Why do I suddenly have the attention span of a squirrel? These days, I can barely do a thing without also wanting to do seventeen other things at the same time. And it's not the fault of poor "Wonka," either. It was a decent enough movie, and I enjoyed it -- but it shouldn't have taken me the entirety of my Sunday to watch a two-hour movie. But lately, this happens every time I try to sit back and focus on pretty much any task at hand. Don't believe me? Between the last sentence and this sentence, I just watched an entire episode of "True Detective" on HBO. Do I have middle-aged onset ADHD?
When I was a kid, I remember fuddy-duddy adults saying things like "kids today have no attention span" while we just rolled our eyes. The blame was usually focused squarely on MTV. Parents had no idea why their children suddenly wanted to watch a string of five-minute-long music videos instead of a whole movie. "It's rotting their brains!"
These days, a five-minute pop song is something of a rarity. In 2018, Lil Nas X sold 10 million copies of his smash single "Old Town Road." It topped the charts for a record-setting 19 consecutive weeks. "Old Town Road" is 1 minute, 52 seconds long. You could play "Old Town Road" thirty times in a row and it wouldn't take you an hour. Many of today's biggest hits are shorter than three minutes in length.
I spend my weekends DJing in bars and clubs around town. From behind the DJ booth, you can actually see today's generation getting bored in real time if you let a song play for longer than three minutes. After one verse and one chorus, people lose interest. Half the floor stops dancing and just stands around chatting like some DJ nightmare. Last month, I caught myself thinking, "Man, this feels like it's twice the work it once was. Maybe I'm getting too old to DJ." I realize now that I'm not too old -- DJing really IS twice the work it once was because I'm playing TWICE the songs in the same amount of time. As soon as I pull off a mix, I'm already reaching for the next track because it's about to end.
This isn't MTV's fault. This isn't ADHD. Fuddy-duddy me puts the blame squarely on social media. J'accuse, TikTok!

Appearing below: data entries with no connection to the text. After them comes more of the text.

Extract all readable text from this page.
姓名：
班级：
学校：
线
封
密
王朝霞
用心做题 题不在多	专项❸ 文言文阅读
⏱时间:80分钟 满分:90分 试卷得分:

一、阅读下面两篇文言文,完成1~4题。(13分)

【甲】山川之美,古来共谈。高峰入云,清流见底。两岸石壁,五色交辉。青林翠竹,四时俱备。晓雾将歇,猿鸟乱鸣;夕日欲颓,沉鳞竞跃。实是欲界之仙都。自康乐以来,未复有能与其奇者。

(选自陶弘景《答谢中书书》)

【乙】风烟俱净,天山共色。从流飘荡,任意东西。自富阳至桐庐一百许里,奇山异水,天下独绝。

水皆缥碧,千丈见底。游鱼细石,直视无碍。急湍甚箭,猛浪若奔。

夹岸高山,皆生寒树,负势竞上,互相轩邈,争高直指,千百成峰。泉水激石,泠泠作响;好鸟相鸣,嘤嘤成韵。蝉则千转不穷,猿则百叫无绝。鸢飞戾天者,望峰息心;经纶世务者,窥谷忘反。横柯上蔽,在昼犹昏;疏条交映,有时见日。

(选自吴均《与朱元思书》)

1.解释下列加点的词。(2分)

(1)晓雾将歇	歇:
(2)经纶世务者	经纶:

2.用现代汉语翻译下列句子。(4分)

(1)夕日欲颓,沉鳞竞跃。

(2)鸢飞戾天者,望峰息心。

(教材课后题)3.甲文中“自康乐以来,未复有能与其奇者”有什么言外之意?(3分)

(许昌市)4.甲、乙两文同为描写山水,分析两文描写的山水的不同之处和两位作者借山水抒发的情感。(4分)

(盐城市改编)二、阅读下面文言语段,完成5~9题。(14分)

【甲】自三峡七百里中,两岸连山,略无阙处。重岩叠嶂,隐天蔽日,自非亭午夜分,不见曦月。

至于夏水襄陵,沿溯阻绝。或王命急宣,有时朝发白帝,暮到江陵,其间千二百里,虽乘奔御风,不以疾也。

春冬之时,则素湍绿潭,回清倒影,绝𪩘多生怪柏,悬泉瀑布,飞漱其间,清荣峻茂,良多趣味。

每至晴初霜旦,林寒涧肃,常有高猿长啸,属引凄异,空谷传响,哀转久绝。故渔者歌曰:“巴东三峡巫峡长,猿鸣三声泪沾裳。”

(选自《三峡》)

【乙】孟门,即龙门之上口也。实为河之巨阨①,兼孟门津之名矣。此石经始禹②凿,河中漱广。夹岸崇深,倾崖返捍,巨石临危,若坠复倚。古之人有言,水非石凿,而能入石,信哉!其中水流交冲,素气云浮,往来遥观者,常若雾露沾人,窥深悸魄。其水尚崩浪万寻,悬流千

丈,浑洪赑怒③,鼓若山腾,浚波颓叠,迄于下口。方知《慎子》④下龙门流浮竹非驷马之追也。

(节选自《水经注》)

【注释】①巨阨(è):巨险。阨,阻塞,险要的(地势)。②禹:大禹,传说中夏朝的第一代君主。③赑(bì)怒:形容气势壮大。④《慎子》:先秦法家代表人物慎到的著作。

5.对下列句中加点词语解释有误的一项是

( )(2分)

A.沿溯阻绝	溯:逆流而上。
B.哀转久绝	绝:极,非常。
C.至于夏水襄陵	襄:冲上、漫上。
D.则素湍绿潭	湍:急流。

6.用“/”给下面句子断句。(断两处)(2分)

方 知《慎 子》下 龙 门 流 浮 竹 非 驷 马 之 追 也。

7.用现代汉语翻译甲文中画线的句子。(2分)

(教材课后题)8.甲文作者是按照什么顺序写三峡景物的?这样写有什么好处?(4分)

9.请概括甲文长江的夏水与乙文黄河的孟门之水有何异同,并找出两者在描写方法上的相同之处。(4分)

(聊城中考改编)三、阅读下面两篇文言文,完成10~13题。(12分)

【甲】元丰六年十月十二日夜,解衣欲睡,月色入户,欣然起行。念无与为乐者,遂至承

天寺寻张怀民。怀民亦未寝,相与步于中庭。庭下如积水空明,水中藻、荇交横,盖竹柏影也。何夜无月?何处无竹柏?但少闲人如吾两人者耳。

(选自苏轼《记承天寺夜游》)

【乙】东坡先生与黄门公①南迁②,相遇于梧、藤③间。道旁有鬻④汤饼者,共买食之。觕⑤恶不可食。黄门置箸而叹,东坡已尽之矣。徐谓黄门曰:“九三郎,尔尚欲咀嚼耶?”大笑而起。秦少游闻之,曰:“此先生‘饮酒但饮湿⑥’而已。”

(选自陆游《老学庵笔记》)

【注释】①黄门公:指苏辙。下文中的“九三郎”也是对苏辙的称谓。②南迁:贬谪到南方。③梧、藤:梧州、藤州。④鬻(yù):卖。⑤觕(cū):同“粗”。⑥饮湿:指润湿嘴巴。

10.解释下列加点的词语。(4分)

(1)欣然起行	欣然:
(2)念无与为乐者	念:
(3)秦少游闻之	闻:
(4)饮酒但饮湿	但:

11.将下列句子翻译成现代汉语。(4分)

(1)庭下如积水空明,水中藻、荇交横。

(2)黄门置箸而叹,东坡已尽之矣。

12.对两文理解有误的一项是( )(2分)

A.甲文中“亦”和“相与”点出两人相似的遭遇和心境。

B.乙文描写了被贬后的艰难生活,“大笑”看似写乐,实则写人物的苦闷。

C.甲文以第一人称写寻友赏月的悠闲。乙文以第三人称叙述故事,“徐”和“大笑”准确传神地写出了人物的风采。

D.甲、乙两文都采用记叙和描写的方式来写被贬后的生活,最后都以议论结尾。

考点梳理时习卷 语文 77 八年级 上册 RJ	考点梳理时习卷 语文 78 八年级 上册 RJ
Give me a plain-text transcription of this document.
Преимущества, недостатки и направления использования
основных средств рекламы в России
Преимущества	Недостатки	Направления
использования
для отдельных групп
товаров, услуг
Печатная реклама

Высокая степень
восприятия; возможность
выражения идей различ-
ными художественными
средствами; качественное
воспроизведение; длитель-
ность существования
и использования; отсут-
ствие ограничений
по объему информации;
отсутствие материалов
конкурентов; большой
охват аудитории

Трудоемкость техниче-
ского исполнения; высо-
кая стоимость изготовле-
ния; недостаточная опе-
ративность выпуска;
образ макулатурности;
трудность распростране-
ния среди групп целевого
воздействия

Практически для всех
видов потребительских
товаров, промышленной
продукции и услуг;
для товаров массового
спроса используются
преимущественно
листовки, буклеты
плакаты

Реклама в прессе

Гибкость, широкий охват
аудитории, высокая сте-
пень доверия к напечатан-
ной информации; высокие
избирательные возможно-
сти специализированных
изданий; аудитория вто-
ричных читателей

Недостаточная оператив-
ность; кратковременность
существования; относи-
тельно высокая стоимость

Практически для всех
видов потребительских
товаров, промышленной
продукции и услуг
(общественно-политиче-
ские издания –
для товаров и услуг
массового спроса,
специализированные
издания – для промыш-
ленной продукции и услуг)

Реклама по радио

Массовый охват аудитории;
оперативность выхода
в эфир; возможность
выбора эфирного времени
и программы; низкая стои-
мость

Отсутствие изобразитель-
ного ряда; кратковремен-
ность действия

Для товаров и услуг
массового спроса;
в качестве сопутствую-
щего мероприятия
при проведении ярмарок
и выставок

I fall under its lurid spell far too often. The moment your brain registers boredom, you can now just flick your thumb and be instantly watching something different on your phone. Before my lips can even form the words "I'M BORED," I've scrolled through 3 other videos. Last weekend when I was housebound and snowed in, I livestreamed a DJ set from my basement on TikTok for fun. While I'm proud to say I had a handful of viewers stick around and check it out, the average viewer watched my livestream for... eight seconds.
I'm not the only one worried. According to a recent article in Time magazine, psychiatrists are inundated these days by patients convinced they have ADHD and seeking medical help. Usually all they need is a break from the internet. A study was done in the 2000s that tracked people using electronic devices and discovered their focus changed every 2.5 minutes. They repeated the study last year and found the average was now 47 seconds before boredom set in.
I'm a fan AND a victim of social media addiction. You won't catch me bad-mouthing the internet, but maybe we all DO need occasional sanity breaks and reality checks. If we're not careful, we could be heading towards a world where movies are ten minutes long and the #1 song in the country is just someone singing "aaaah!" for 3.5 seconds. I'd say more, but frankly, I'm bored of writing. There's TikToks to watch, people.